New York brutal death metal pioneers, Suffocation, have never sounded better. Even though their seventh studio album, Pinnacle of Bedlam, is the first without longtime drummer Mike Smith, the music’s percussive section has not lost its technical edge. Dave Culross—whose drumming last appeared on Suffocation’s 1998 EP, Despise the Sun—fulfills his role as the band’s blast-beating machine well. From the opening burst of percussive gunfire in opening track, “Cycles of Suffering”; to the sluggish, cymbals-heavy drumming heard in tenth and final track, “Beginning of Sorrow”; Culross displays an aptitude for adjusting the knob on the tempometer as and when appropriate. Still, there is not much creativity when it comes to filling in the aural blanks between both tracks, as Culross predictably serves up a plethora of blast beats. But hey, this is Suffocation. Expecting their drummer to do anything else but that is like expecting Crucio Siege Tanks to remain in tank mode while defending Terran bases [It’s like he’s speaking Klingon — Steel Druhm].
In their 24 years of existence thus far, Suffocation have only released seven studio albums. They are not the most productive death metal band around, but their reputation is one of the most revered and hyperbolically praised. Commonly cited as “kings of death metal” and even “major innovators of the death metal genre,” having alternative opinions on such claims is about as recommended as utilizing Mutalisk clouds on a Terran Valkyrie Frigate fleet. But being the brave martyr that Happy Metal Guy is, he is going to put it out there that both claims are essentially PR writing.
Effigy of the Forgotten (1991) has justifiable hype since it is the quintessential “classic” that any worshipped metal band has to have. Beyond that, however, Suffocation doesn’t deserve much hype on their subsequent albums right up until Blood Oath. They have stubbornly stuck to their heavily downtuned, technical style with a penchant for breakdowns ever since (with the most noticeable change being the increased quality of album production on the later albums).
Suffocation (2006) was nothing short of boring and roused much regret over the CD purchase in the aftermath of that succinct mental review. Blood Oath’s album artwork is more morbidly gratifying than Pinnacle of Bedlam’s, but the music it contained was merely listenable. On Pinnacle of Bedlam, though, the overall sound is a little more exciting.
There is less murky, pointless sonic pummeling going on and more clear, straight-to-the-point guitar sections. Suddenly, Terence Hobbs sounds more musical than before. Songs such as “Purgatorial Punishment,” “Eminent Wrath,” “As Grace Descends,” “Pinnacle of Bedlam” and “Inversion” feature sunny licks and solos that pierce through the stormy clouds of riffs and breakdowns. There’s even a peaceful guitar strumming section to kick off fifth song “Sullen Days,” which eventually transits into a memorable guitar motif that is repeated intermittently throughout the song. Who would have thought that Suffocation’s music could actually sound a wee bit hopeful?

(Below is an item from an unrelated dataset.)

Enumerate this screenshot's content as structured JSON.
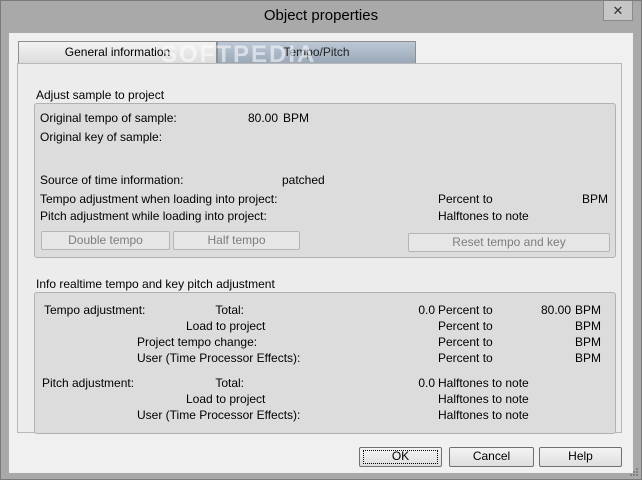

Frank Mullen’s growls are one-dimensional as usual and add nothing new to the mix. He sounds about as interesting as watching a Protoss probe harvesting minerals, but is nonetheless a stable and consistent element of Suffocation’s iconic sound. Bassist Derek Boyer has no solo moments and does nothing other than providing the bassy foundation on which the other instrumental parts rest upon. However! He does fulfill the role of “clean-blonde, long-haired dude in that metal band”. Happy Metal Guy is sure he is forgetting a particular Guy, but whatever, anyone other than the lead guitarist usually warrants no mention.
Featuring the most sophisticated vocabulary in their album titles since Effigy of the Forgotten, Pinnacle of Bedlam is sure to induce fingers typing for the meaning of “bedlam” in Google search. To save those poor, illiterate bastards the trouble, Happy Metal Guy has already done it—elevating his status to respected, literate academic in the process—and found out that “Bedlam” can refer to either a former asylum in London or a scene of uproar and confusion.
This explains the “twisted Justice-lookalike holding a tipped scale” motif of the album artwork and the pessimistic track titles. It’s the broadest concept Suffocation has utilized to date—albeit a cliché one—and sees them falling under the banal class of death metal bands singing about disorder. Still, it fits the criteria for having metal appeal since disorder and asylums are metal, and order and sane people are (probably) not metal (Happy Metal Guy grudgingly bows to political correctness).
Suffocation fans should be fawning over Pinnacle of Bedlam once it is released, while people who hate brutal death metal might probably dig the greater musicality of the lead guitar part. For the StarCraft players who got the references, y’all will wish the rebels blasted this album in their raids on Dominion outposts and bring to bear its theme by elevating the state of things to a chaotic climax. Down with Emperor Mengsk! [This review was brought to you by the Twenty-Sided Die Industry — Steel Druhm].